Hubback was a teacher until her first child was born; even then she had faced discrimination while applying for teaching posts as a married woman, and she was frustrated that she could not even indulge in details of her husband's work. With the end of the Second World War, employment opportunities for women contracted; the social expectations that women would become full-time mothers once they had children also acted as a cultural barrier to employment. In the late 1940s, Judith Hubback became aware of her mother-in-law, Eva Hubback's, social studies on working-class housewives and took an interest in replies to her surveys. She became increasingly interested in women's attitudes towards work and self-funded her own postal surveys as part of a project to explore the lives of highly educated, married women in Britain. She published the results of her surveys in 1954 as a pamphlet, Graduate Wives, which attracted coverage in national newspapers. She followed it up in 1957 with a much more substantial book: Wives Who Went to College, described by The Guardian as "considerably ahead of its time". In the words of the historian Helen McCarthy, Hubback was one of a number of researchers in the 1950s who "helped to entrench new understandings of married women’s employment as a fundamental feature of advanced industrial societies, and one that solved the dilemmas of ‘modern’ woman across social classes." She reported the frustrations of highly qualified women who felt constrained to stop working once they married or to care for their children; she concluded that women who sacrificed themselves and their capacity for self-actualisation to become full-time mothers and wives instead were "often too self-sacrificing in the sense that they let themselves drift into a state of mind in which their daily lives gradually destroy them as individuals". Hubback argued that women could balance motherhood, marriage and work only through the full support of their husbands. Wives Who Went to College was the subject of much discussion: it received 87 reviews in published material and was the subject of leading articles in The Times and The Economist.

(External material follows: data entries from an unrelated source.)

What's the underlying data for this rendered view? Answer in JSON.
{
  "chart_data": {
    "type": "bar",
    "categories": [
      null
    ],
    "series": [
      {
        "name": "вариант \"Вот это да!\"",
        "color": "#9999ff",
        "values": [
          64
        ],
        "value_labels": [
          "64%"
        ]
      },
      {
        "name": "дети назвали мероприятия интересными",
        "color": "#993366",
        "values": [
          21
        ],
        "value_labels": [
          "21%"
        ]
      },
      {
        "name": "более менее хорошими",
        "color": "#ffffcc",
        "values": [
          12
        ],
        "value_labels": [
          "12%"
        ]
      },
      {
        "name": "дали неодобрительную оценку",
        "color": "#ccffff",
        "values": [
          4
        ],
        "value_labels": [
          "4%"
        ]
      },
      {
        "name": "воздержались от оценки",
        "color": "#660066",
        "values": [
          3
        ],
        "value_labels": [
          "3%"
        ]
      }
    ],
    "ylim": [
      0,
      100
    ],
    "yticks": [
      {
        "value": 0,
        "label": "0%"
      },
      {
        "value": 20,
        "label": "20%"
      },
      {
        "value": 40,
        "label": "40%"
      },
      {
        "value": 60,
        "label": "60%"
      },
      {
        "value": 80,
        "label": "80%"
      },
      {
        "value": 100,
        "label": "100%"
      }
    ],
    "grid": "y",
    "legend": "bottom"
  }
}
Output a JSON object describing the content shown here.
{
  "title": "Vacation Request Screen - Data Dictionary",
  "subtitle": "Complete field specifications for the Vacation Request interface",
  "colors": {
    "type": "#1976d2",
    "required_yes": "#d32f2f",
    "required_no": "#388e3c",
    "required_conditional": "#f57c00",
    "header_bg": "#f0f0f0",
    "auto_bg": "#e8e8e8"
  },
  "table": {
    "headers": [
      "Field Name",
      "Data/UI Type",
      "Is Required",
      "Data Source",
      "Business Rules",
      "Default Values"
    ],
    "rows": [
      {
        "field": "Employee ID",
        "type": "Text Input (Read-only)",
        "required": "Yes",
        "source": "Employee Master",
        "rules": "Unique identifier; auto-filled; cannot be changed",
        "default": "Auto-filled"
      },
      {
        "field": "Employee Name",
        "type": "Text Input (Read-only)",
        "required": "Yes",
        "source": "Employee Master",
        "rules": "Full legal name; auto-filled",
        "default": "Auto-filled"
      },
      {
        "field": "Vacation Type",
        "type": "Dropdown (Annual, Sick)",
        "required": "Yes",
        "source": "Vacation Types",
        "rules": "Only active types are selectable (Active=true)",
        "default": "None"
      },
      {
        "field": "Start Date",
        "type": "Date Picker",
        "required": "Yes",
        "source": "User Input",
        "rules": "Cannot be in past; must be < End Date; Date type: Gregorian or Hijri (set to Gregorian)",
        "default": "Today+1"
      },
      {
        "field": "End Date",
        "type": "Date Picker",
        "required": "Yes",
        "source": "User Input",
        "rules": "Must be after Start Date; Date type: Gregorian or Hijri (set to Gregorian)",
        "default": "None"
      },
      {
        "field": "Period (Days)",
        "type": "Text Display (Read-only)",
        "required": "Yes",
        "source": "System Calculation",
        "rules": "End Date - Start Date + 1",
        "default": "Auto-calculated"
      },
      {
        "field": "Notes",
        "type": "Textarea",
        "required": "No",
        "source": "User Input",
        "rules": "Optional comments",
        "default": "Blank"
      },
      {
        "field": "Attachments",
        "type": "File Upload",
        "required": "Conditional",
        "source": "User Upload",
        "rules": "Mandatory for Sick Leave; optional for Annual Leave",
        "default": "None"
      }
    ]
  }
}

Despite her work, she continued to feel deeply unsatisfied with aspects of her life: "she was unsatisfied and sometimes depressed, knowing that she had unrealised potential." She visited Robert Hobson, a Jungianpsychoanalyst, and became sufficiently interested in the subject that she qualified with the Society of Analytical Psychology in 1964; she was heavily involved with the Society, serving as its Honorary Secretary for a time, as co-editor of the Journal of Analytical Psychology and as the Society's representative on the committee of the International Association for Analytical Psychology. Judith Hubback died on 6 February 2006, her husband having predeceased her, and was survived by her three children. She donated her papers to the Women's Library Archive at the London School of Economics in 1997.
BBC TV appearance
Judith Hubback was a contributor to a BBC-TV programme, entitled "The Meaning of Dreams", presented by comedian and naturalist Bill Oddie, which aired on 16 April 1986.
Publications
Hubback published her professional papers in 1988 as:
People Who Do Things to Each Other
Her literary output includes:
Islands and People, containing poetry
The Sea Has Many Voices, a novel which received the Society of Authors' Sagittarius prize in 1991.